The newspaper argued that "(i) the article is a fair and true report of a judicial proceeding and therefore absolutely privileged pursuant to Civil Rights Law § 74; (ii) the complained-of article is substantially true; and (iii) the defendants were not grossly irresponsible in publishing the article."
The plaintiffs claimed, however, that "the defendants are not immune from a civil suit for libel because the article, and specifically the headline, did not merely report on those judicial proceedings, but falsely represented without including the word, “allegedly”, that a heinous and despicable crime occurred, and included material which was not contained in the criminal complaint."

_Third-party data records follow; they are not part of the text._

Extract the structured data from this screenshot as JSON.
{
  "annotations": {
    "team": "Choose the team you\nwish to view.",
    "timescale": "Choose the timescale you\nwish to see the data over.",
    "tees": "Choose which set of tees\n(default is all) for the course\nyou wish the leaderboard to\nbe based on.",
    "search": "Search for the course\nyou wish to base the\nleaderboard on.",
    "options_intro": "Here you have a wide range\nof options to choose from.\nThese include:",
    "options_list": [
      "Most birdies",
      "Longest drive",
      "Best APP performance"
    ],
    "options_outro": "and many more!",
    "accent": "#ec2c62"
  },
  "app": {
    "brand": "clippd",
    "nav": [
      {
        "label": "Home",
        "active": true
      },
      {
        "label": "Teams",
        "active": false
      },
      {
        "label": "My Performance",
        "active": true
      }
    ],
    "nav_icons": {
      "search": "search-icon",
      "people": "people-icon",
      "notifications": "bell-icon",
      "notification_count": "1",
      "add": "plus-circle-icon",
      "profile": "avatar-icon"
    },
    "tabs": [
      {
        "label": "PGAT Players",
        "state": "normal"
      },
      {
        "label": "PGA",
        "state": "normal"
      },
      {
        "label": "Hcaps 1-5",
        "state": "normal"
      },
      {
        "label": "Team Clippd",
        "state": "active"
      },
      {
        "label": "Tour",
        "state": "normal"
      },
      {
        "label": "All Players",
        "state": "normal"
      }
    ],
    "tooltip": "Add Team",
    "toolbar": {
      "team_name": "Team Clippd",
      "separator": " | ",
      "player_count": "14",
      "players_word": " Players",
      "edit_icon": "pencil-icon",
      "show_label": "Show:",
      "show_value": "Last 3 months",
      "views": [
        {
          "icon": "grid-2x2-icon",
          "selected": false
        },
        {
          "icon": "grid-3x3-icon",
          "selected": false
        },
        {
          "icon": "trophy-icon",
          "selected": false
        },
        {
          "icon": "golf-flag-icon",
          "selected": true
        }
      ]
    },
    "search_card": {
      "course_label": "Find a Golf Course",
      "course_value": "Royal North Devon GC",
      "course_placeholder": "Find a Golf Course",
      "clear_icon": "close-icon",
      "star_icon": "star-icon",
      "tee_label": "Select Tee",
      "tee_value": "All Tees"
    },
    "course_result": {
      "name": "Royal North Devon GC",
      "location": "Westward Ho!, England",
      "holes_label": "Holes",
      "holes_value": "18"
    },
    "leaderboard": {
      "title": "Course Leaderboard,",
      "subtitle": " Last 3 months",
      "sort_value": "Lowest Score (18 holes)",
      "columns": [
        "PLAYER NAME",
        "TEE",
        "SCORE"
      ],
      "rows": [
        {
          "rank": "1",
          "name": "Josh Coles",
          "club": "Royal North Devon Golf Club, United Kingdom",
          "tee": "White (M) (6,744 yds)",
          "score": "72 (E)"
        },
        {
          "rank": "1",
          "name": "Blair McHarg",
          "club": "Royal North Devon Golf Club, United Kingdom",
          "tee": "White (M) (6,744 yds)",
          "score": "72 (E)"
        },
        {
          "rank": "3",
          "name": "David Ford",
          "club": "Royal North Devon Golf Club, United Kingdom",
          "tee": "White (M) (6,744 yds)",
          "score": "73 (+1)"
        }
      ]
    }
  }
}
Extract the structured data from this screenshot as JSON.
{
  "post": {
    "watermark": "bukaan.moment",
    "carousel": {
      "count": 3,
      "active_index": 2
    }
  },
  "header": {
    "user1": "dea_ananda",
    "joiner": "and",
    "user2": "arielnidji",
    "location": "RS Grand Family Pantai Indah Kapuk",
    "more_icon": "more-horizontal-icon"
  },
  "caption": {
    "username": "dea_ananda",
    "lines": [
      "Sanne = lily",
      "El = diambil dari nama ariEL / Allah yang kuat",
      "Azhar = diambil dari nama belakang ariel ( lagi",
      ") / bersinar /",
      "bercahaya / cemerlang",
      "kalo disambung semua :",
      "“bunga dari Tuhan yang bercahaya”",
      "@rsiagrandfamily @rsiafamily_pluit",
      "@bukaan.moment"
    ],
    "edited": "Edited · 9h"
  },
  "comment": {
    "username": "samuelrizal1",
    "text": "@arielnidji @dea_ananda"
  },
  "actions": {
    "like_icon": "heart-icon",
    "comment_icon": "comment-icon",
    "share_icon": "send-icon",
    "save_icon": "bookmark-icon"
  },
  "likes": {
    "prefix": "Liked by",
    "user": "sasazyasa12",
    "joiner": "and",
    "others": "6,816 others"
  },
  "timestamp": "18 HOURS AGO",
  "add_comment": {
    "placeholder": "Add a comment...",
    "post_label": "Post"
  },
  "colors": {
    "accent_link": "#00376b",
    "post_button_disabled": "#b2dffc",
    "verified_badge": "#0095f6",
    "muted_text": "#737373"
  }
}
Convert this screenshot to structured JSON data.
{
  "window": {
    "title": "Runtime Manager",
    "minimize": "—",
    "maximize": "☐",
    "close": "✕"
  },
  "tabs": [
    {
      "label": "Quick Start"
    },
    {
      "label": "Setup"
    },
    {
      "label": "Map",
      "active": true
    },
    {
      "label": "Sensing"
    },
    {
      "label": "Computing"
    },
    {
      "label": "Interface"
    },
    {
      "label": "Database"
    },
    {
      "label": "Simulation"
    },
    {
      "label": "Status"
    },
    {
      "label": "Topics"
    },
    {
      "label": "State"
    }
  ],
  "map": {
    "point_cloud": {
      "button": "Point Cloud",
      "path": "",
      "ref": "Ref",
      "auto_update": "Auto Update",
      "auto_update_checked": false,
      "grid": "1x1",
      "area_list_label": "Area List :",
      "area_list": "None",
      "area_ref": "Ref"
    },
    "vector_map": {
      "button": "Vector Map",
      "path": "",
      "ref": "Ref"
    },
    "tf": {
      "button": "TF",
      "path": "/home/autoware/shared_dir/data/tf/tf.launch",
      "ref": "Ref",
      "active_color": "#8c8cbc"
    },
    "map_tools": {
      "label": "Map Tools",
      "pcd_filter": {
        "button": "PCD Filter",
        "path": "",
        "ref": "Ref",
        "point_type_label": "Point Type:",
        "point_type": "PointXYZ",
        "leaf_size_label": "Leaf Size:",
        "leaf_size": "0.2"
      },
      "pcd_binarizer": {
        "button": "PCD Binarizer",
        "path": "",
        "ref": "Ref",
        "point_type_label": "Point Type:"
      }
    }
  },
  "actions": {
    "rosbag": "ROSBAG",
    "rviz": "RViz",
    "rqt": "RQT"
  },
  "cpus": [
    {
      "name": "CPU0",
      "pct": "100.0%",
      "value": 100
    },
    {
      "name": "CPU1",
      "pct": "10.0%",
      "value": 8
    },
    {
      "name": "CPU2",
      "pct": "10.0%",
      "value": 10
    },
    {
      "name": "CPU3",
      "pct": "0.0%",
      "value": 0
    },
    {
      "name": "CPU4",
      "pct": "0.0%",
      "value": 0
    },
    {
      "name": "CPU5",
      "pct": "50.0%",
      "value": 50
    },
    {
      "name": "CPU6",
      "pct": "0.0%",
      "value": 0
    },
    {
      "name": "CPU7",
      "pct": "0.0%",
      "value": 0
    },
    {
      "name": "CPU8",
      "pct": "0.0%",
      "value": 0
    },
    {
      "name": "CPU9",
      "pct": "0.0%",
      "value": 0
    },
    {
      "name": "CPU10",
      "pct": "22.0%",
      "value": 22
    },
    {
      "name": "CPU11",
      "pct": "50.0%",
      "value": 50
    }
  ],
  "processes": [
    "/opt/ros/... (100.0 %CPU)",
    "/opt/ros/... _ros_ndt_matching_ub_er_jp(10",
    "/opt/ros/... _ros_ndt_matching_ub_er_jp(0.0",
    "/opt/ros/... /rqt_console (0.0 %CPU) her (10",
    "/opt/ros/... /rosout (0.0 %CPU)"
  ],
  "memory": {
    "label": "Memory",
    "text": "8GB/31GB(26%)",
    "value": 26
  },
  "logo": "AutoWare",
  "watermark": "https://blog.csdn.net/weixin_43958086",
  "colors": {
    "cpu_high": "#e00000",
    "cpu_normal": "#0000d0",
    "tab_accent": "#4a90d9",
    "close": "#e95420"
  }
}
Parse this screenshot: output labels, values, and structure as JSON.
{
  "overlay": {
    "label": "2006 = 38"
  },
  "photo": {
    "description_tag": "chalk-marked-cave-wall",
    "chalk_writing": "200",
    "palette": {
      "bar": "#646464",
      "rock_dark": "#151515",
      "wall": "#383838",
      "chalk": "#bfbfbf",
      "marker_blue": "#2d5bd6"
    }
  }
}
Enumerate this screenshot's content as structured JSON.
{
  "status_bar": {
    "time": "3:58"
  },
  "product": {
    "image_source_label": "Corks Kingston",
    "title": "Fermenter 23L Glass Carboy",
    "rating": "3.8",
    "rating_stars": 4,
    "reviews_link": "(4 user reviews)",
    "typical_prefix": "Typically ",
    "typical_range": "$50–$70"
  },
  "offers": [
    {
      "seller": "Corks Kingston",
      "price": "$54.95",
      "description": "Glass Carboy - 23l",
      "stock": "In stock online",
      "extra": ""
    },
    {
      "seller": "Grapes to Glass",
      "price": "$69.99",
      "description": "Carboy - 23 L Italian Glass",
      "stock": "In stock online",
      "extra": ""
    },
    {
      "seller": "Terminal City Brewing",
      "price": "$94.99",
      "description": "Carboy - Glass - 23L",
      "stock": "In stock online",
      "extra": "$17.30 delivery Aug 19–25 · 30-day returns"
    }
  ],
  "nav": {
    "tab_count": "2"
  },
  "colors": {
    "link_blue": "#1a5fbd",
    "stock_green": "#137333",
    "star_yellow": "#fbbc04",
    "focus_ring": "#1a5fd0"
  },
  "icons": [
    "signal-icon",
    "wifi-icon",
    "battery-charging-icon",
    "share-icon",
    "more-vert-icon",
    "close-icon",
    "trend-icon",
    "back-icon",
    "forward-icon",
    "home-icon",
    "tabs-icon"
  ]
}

According to the court, "...[T]he headline of the article “must be read and evaluated in conjunction with the text it precedes....If the headline is a fair index of an accurate article, it does not give rise to a cause of action....Moreover, where, as here, “the content of the article is arguably within the sphere of legitimate public concern, which is reasonably related to matters warranting public exposition,” the party defamed may recover only if he is able to “establish, by a preponderance of the evidence, that the publisher acted in a grossly irresponsible manner without due consideration for the standards of information gathering and dissemination ordinarily followed by responsible parties.” ...Defendants contend that plaintiffs cannot meet their burden of showing by a preponderance of the evidence that they acted in a “grossly irresponsible manner”, since defendant Weiss has detailed in a sworn affidavit his efforts to gather and verify information prior to the publication of the article which included (i) calling the Public Information Office for the New York County District Attorney's Office (“the DA's office”) on or about July 18 or 19, 2004 to obtain details of the arrest and to obtain a copy of the criminal complaint, and (ii) contacting the Press Office for the New York City Police Department (“NYPD”) to obtain additional information regarding the plaintiffs’ arrests and to confirm the information which he received from the DA's Office....Although plaintiffs argue that there are triable issues of facts as to whether The Post acted in a grossly irresponsible manner...plaintiffs have not submitted any evidence to refute defendant Weiss’ affidavit. Accordingly, based on the papers submitted and the oral argument held on the record on January 31, 2007, this Court finds that the statements contained in the article in question do not give rise to an actionable claim for libel or libel per se."
The case is Corso v. NYP Holdings Inc., 2007 N.Y. Misc. LEXIS 6661; 238 N.Y.L.J. 59; 35 Med.L.Rptr. 2286;(N.Y. Sup. Ct. 2007).